Youth Sector: “Quarrels” EP Review – art-rock has found a new champion..

THERE’S NOTHING LIKE IT AROUND HERE…

This Brighton give-piece art-rock have every utensil to have the smack of Talking Heads: agitated synth-warbles, busy guitar spunkings and enough witty charm to turn and notice whenever they enter the (small) room. It’s mighty fresh and it’s mighty fun. It’s no less than what we’ve been looking for as they ultimately take the mantel up from those alternative groups of Talking Heads and DEVO. Without a doubt, it’s a bold claim – but it can certainly be backed up with their recent 5-track release.

You could even argue that it fits the very genre that splurged out of punk in the ’70s, as it seems that that glitchy ‘crank wave’ is making a definitive comeback.


We’re met with first contender, The Ball – a funky reprise of synths, tetchy hi-hat quivers and triumphant guitar glow-ups perhaps conveying a thought to society as we see it and maybe we’ve all just dropped the ball. What follows is a far leisurely stroll with Benign Fire in a Small Room, a flourishing of bass drabs, coarse synth lines and a passive gentlemen accepting his ill-fate as it conjures up the very definition of “The Pills Are Working” – “I’m on fire, In this burning room / Oh yes I’m on fire but, I think it will go out soon.”

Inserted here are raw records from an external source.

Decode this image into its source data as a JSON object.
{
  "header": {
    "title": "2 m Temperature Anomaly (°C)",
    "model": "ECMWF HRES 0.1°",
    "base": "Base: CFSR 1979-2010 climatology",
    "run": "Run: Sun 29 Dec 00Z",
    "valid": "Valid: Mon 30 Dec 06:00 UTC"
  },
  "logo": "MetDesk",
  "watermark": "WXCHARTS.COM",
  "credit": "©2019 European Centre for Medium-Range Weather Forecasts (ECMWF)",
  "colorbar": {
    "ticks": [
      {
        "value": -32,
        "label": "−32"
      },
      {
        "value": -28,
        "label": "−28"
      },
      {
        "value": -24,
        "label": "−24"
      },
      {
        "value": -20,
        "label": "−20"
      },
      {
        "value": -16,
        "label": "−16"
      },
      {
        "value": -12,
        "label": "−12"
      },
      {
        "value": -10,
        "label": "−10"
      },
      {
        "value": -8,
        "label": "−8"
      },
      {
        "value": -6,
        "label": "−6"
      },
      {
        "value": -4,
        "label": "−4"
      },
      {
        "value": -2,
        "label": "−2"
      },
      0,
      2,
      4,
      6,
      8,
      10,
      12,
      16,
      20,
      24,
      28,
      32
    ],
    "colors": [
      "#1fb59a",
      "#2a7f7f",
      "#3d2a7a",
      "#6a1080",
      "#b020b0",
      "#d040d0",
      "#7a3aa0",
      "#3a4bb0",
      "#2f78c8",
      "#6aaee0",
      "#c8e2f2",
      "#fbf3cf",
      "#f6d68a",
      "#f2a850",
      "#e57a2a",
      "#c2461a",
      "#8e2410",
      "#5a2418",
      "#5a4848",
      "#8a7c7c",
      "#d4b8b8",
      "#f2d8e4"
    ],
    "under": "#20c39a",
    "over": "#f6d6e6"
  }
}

Songs pent up with bouncy and unpredictable energy, they are laced lyrically offering a sense of catharsis for the confusion of modern adult life. A Definitive Guide to Easy Living offers a glazing commentary on the seediness of our park benches and bus stops to the homeless, “let’s put a little / Armrest in the middle / So that we can limit all the types of people sitting in it…” to highly explosive and irresistibility addictive Free Parking, a taste of idiocy when it comes to city congestions and simply finding spaces to park. While Won’t Stop The Wheel – the only song on the EP that was not released beforehand as a single – is an up-beat narrative on the everyday grind of life – can’t stop the propellers from twirling – an arty exposé lit up with synth swells and funky guitar flecks ending a rather fun EP; unparalleled to its competition.